Belém, 09 (AE) - A Polícia Federal vem investigando há aproximadamente dois anos as atividades do pesquisador alemão Hans Korneze, suspeito de ser um dos líderes da biopirataria na Amazônia. Segundo denúncias, Korneze teria contrabandeado, sozinho, mais de mil aranhas-caranguejeiras, cuja cotação em alguns países da Europa alcança US$ 5 mil por exemplar.
De acordo com a PF, era para o pesquisador alemão que se destinavam as 94 aranhas encontradas em poder da paraense Keila Marinho, detida no Recife no sábado, quando embarcaria para a Suíça.

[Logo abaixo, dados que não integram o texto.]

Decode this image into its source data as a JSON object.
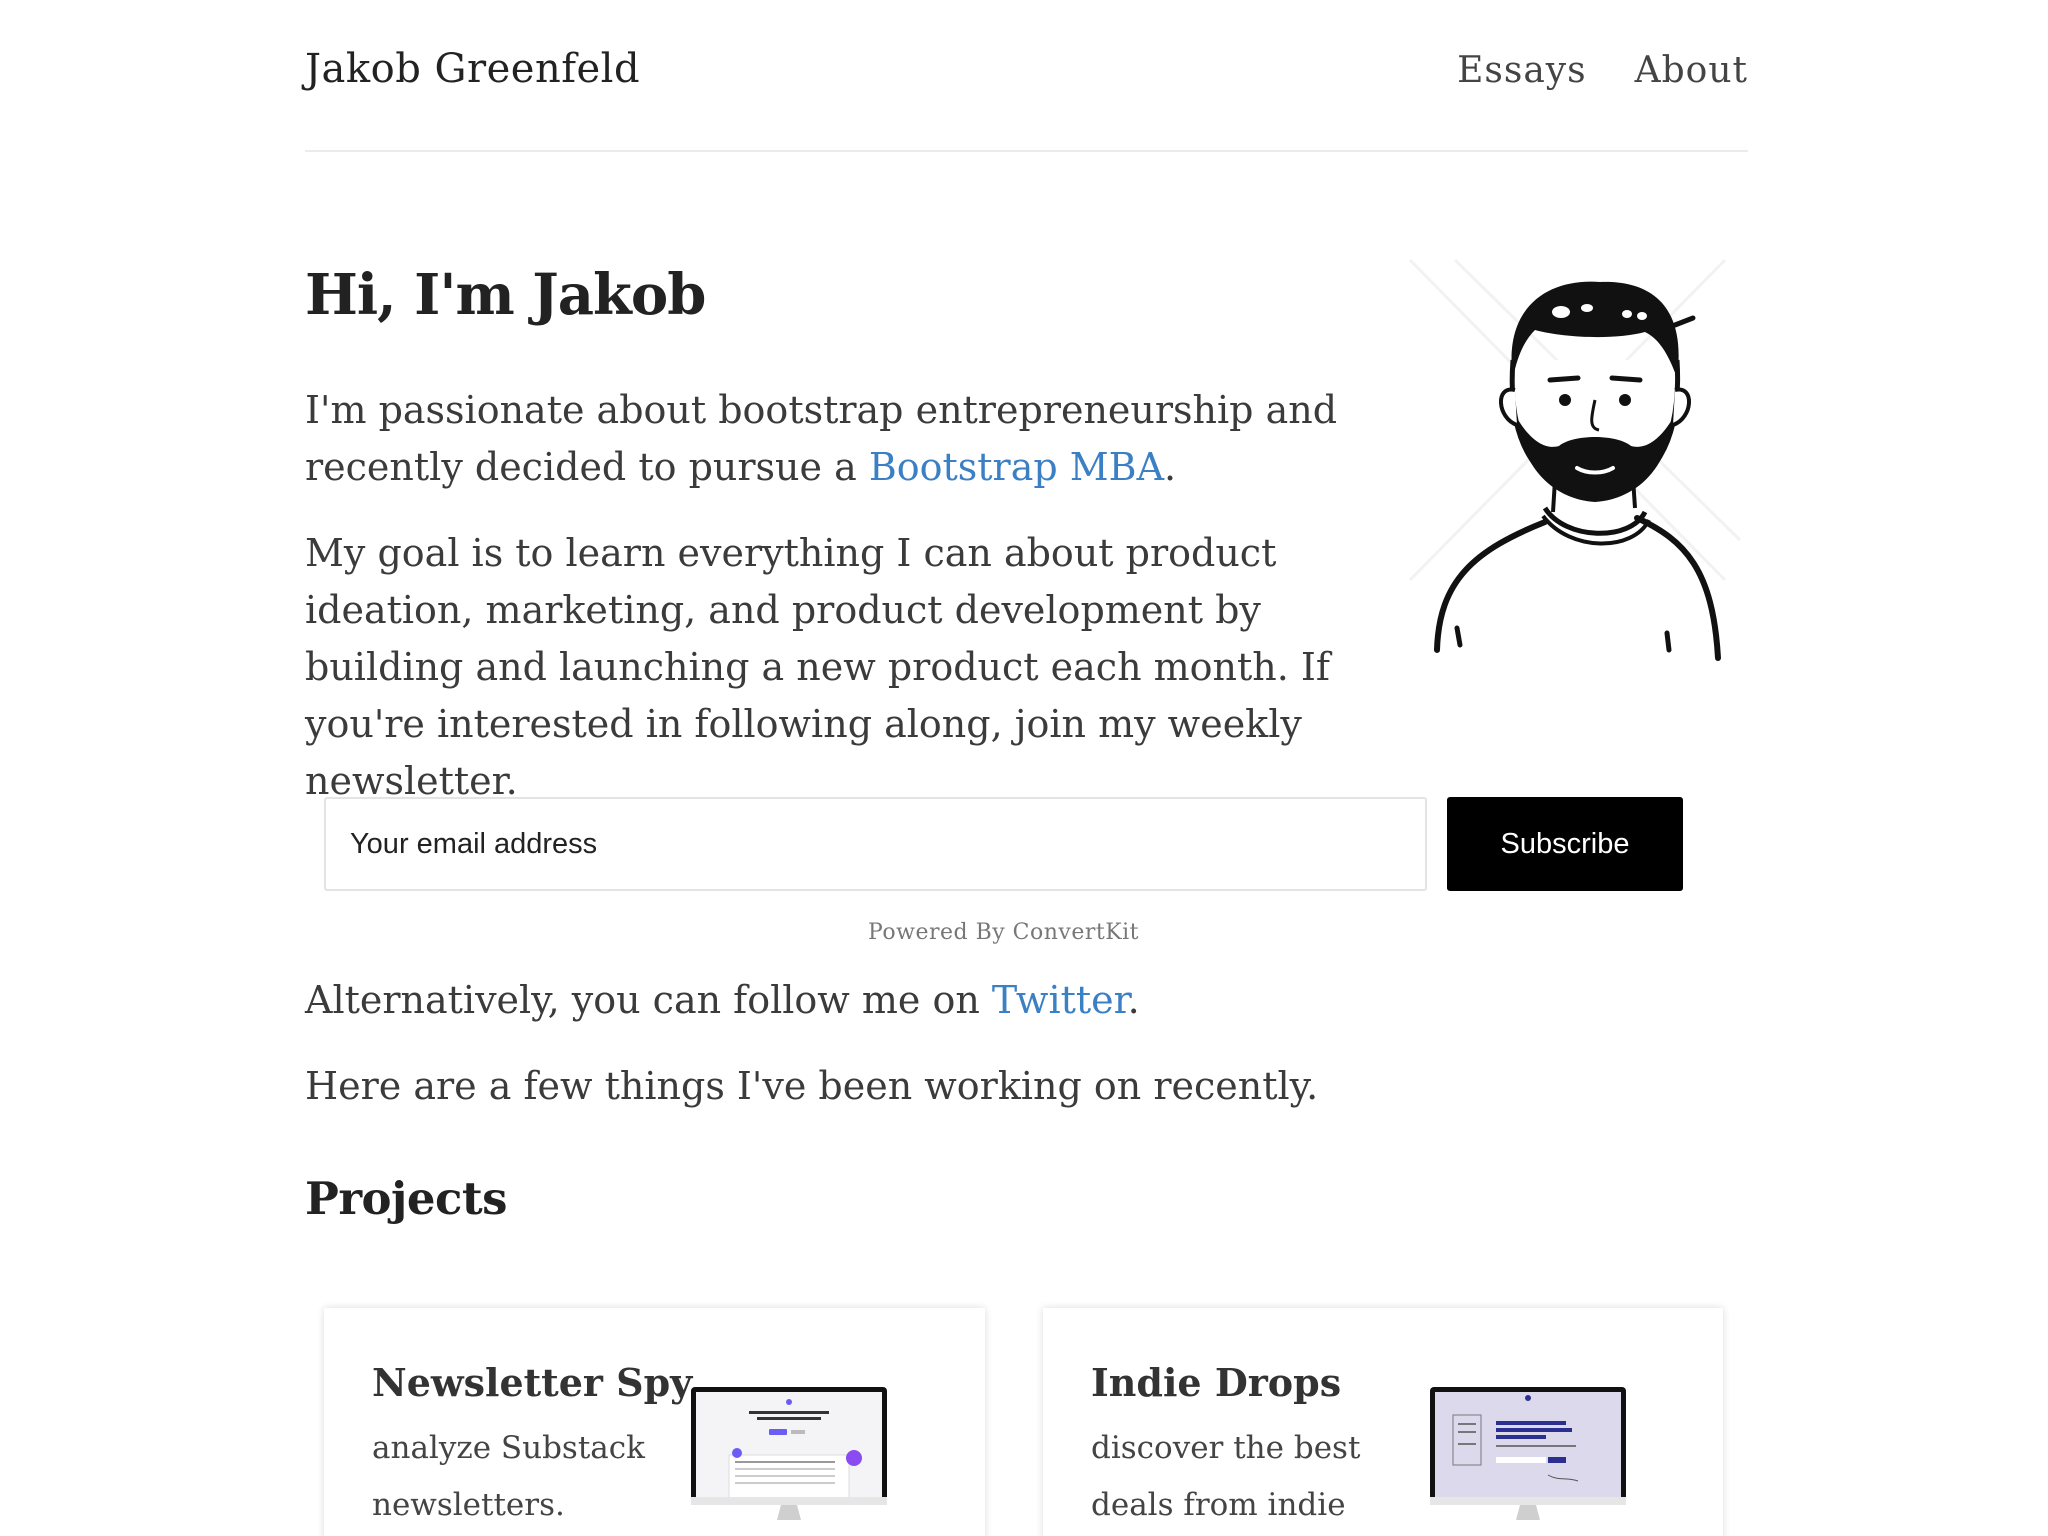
{
  "header": {
    "site_title": "Jakob Greenfeld",
    "nav": [
      {
        "label": "Essays"
      },
      {
        "label": "About"
      }
    ]
  },
  "hero": {
    "title": "Hi, I'm Jakob",
    "p1_text": "I'm passionate about bootstrap entrepreneurship and recently decided to pursue a ",
    "p1_link": "Bootstrap MBA",
    "p1_end": ".",
    "p2_text": "My goal is to learn everything I can about product ideation, marketing, and product development by building and launching a new product each month. If you're interested in following along, join my weekly newsletter."
  },
  "newsletter": {
    "email_placeholder": "Your email address",
    "subscribe_label": "Subscribe",
    "powered_by": "Powered By ConvertKit"
  },
  "follow": {
    "text": "Alternatively, you can follow me on ",
    "link": "Twitter",
    "end": "."
  },
  "recent": {
    "text": "Here are a few things I've been working on recently."
  },
  "projects": {
    "title": "Projects",
    "items": [
      {
        "name": "Newsletter Spy",
        "description": "analyze Substack newsletters."
      },
      {
        "name": "Indie Drops",
        "description": "discover the best deals from indie"
      }
    ]
  },
  "colors": {
    "link": "#3b7fc4",
    "button_bg": "#000000",
    "text": "#3b3b3b"
  }
}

As ligações de Korneze com Keila e outras pessoas residentes em vários pontos da Amazônia, principalmente na região do Rio Arapiuns, em Santarém, oeste do Pará, estão sendo levantadas. Um delegado da PF em Santarém, no entanto, disse que ainda não há provas suficientes para indiciar o alemão por biopirataria.
Contrabando - O biólogo Hamilton Cazarra, do Instituto Brasileiro do Meio Ambiente e dos Recursos Naturais Renováveis (Ibama) no Amazonas, ressaltou que pesquisadores estrangeiros estão contrabandeando escorpiões, sapos, besouros e cobras para países como França, Alemanha e Suíça. O preço de um sapo comprado de ribeirinhos no Rio Arapiuns em média é de R$ 5, mas no exterior atinge até R$ 600. Na Europa, um sapo da espécie dendrobata (venenosa) pode valer até US$ 3 mil.

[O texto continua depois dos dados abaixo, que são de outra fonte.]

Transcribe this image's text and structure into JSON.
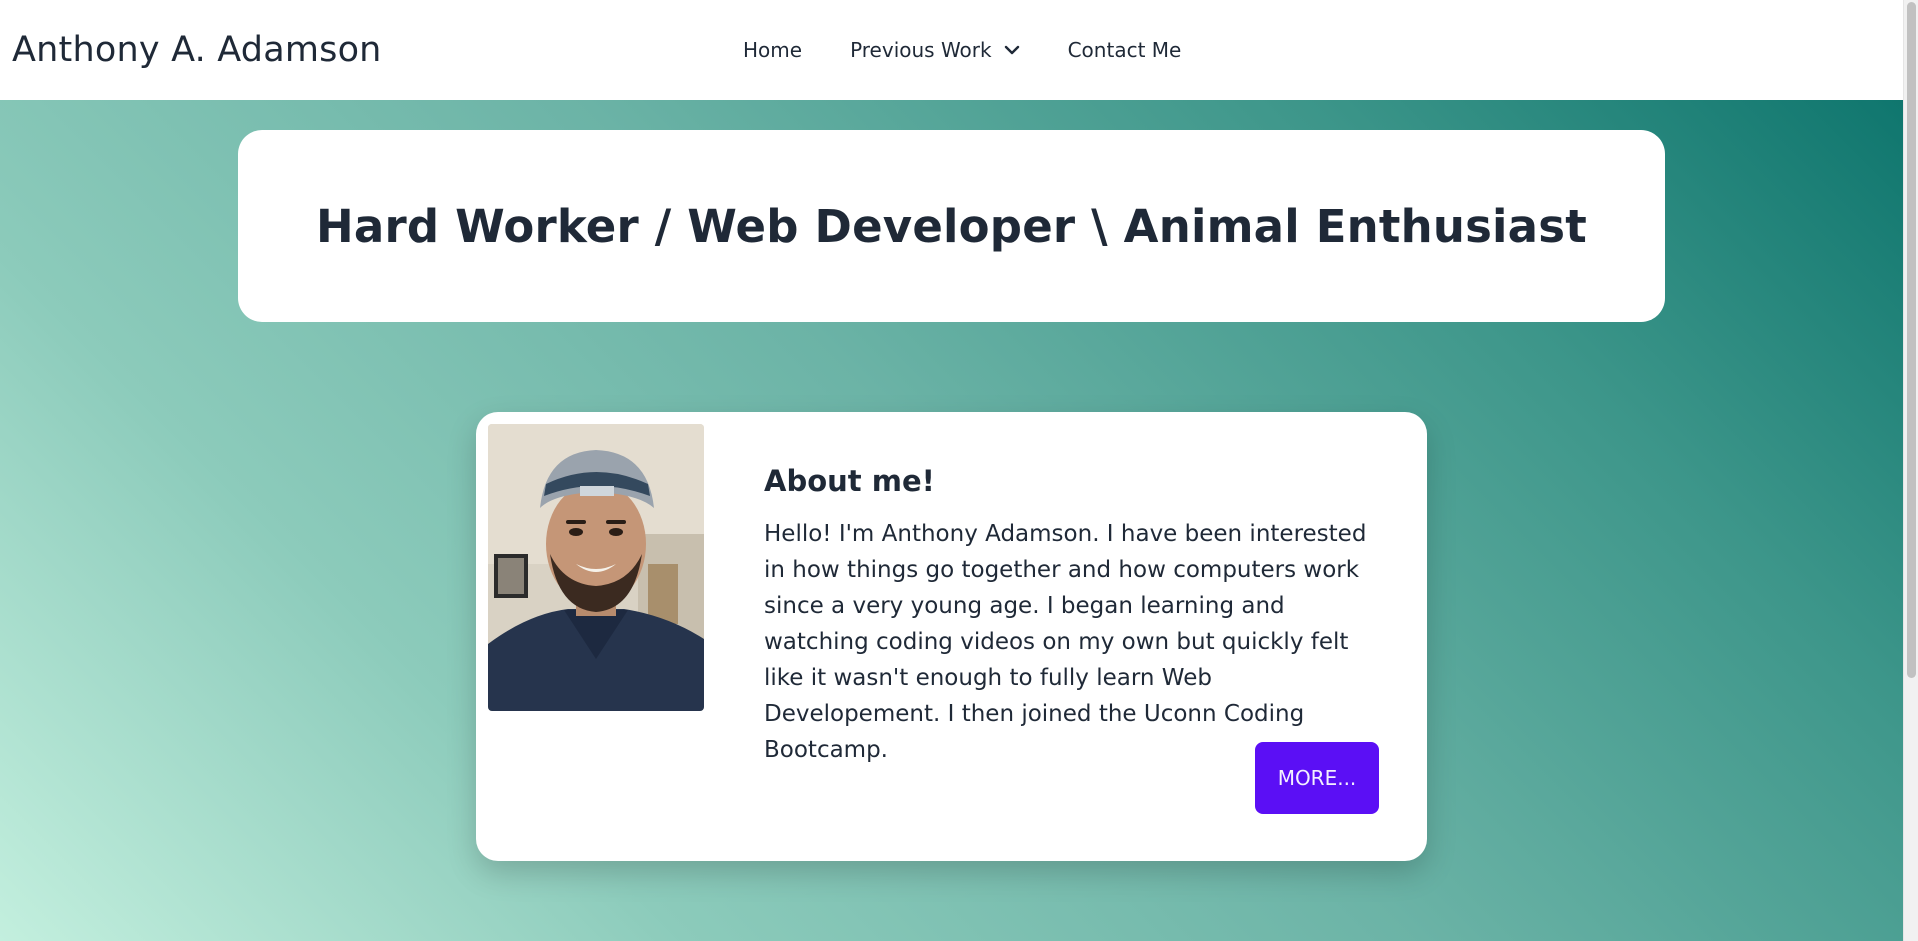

A cobra, de acordo com o tamanho, vale ainda mais. Se for uma sucuri, é comprada por R$ 20, preço que em outros países pode alcançar mais de US$ 3 mil. "A biopirataria é velha na Amazônia, mas parece aumentar a cada dia, por falta de fiscalização", diz o biólogo Evaldo Maia, de Santarém.

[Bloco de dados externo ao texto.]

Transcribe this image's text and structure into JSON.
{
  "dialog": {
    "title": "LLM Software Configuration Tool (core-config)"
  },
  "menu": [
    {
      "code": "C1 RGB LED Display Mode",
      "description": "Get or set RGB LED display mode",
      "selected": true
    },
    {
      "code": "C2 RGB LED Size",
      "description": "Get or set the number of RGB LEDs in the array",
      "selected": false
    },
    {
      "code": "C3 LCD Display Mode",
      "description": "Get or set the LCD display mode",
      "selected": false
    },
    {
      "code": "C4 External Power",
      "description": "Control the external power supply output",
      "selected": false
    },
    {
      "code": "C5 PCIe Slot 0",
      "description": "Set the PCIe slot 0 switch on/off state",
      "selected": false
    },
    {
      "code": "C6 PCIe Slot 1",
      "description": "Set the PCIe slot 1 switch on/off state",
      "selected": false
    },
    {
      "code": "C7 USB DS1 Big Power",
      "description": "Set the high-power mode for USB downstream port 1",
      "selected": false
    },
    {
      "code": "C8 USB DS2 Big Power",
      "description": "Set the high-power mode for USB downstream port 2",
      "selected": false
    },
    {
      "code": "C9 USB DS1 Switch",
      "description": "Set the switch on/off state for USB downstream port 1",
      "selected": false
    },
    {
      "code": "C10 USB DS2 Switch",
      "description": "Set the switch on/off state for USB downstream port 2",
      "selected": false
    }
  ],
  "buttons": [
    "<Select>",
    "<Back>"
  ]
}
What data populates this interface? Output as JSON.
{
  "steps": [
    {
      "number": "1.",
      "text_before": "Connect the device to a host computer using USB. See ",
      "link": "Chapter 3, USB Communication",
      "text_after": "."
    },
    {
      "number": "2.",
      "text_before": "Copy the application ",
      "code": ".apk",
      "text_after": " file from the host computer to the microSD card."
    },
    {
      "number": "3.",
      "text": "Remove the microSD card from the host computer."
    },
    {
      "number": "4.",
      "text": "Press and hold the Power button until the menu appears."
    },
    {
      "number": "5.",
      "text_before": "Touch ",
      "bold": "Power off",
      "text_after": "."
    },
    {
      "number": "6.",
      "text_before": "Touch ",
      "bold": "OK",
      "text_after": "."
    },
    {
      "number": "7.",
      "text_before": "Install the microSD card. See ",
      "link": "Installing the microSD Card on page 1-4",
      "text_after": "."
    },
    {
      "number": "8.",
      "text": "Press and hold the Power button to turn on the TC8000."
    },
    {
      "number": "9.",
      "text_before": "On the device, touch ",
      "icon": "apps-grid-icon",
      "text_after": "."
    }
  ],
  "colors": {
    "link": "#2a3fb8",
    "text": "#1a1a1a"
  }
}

Estrangeiros - Pesquisadores estrangeiros que trabalham no Museu Goeldi, em Belém, evitam comentar o assunto. Os que foram procurados pela reportagem afirmaram não ter tempo para se preocupar com essa questão. Eles disseram ter entrado legalmente no Brasil e garantiram que atuam em convênios com pesquisadores brasileiros, trocando informações de interesse científico. Também afirmaram não conhecer ninguém que pratique biopirataria.